It’s the last flickers of December and I’m out to see a festive triptych of rock, rock and yet more rock. Rock un – local chest-beaters The Ruby Jacks; Rock dos – local street preachers The Payroll Union; and Rock drei – local organisers, movers, talkers, jokers, oh and musicians Hot Soles. But it’s a bit weird because the last time I was in the Plug it didn’t have Tokyo-aping (or should that be Gorzilla-ing?) neon signage, cutesy anime murals or elaborate tinsel penguins and polar bears. I get the penguins and the bears, and the Faux–kyo fixtures are cool… Yet totally at odds with the holiday vibes Hot Soles are trying to cook up. But then if I had my way we’d all be in Santa outfits, supping mulled wine and butchering our favourite hymns.
This is just a great rock show. The Ruby Jacks are on first, with a quiet greeting and the guitarist cautiously checking his equipment. What follows is both familiar and excellent, classic rock vocals carried along by a concise and varied palette of Johnny Marr-ian arpeggios, clipped funk and gruff overdrive. If The Ruby Jacks’ singer knows how to make an anthem, the lead guitarist knows how to make sculpt melody lines down to the bone whether he’s building atmosphere or in the spotlight of a solo. There’s some fluffed notes and the lads are too conscientious to have much stage presence, however they cover a lot of ground within a few songs and handle their songs as exactingly as their haircuts. Totally un-Christmas, and thank God for that.
The Payroll Union are on next, dressing like malnourished undertakers and slinking like David Byrne; beards jet-black and grisly, wearing stares (the singer especially) that could pummel children. No need to worry though, they’re as welcoming as sleigh bells once they get going, with a clutch of blues paeans to the Old West, husbandry and bad women. As old hands to the Sheffield scene, their set is as lean as they are, packed with catchy melodies and music you can dance on a grave to. Again – not Christmas-y.

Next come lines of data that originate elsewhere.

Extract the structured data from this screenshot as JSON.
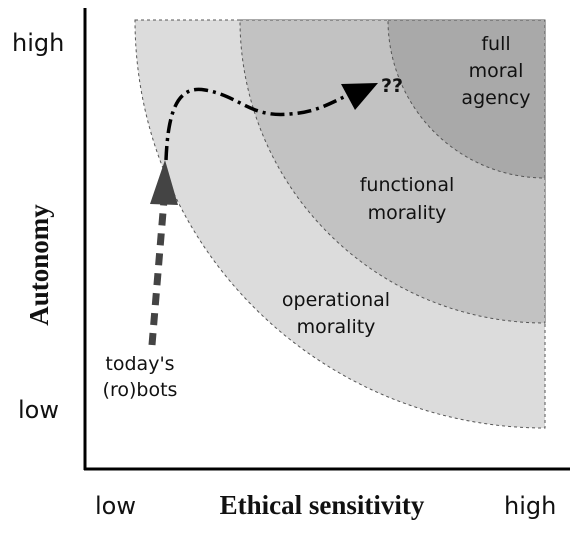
{
  "axes": {
    "y_label": "Autonomy",
    "x_label": "Ethical sensitivity",
    "y_high": "high",
    "y_low": "low",
    "x_low": "low",
    "x_high": "high"
  },
  "regions": {
    "operational": [
      "operational",
      "morality"
    ],
    "functional": [
      "functional",
      "morality"
    ],
    "full": [
      "full",
      "moral",
      "agency"
    ]
  },
  "annotations": {
    "unknown": "??",
    "start": [
      "today's",
      "(ro)bots"
    ]
  },
  "colors": {
    "operational_fill": "#dcdcdc",
    "functional_fill": "#c2c2c2",
    "full_fill": "#a9a9a9",
    "axis": "#000000",
    "text": "#111111"
  },
  "icons": {
    "up_arrow": "arrow-head-up",
    "right_arrow": "arrow-head-right"
  }
}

Now Hot Soles. Please release a record called ‘Hot Buttered Soles’, and then recreate the original Isaac Hayes cover art. This would be fantastic for at least two (sorry, I mean ‘du’) reasons. Because it would be funny and I know how you like to kid. Most importantly, you’re the antithesis of Hayes’ smoothly orchestrated yearning; more like a debauched hunger pang. And then you score points for a few things – being quick on your feet (even at Christmas). Headbanging at the drumkit. Headbanging at the microphone. Headbanging during a cover of ‘Last Christmas’ (the best song that ever lived). You give people the jitters basically. And you have a foam machine spluttering to your soundtrack of infectious garage rock played on expensive guitars through cheap amplifiers. You’re show is both the most Christmas-y and least Christmas-y thing all night, like a manic midnight mass. Same again next year?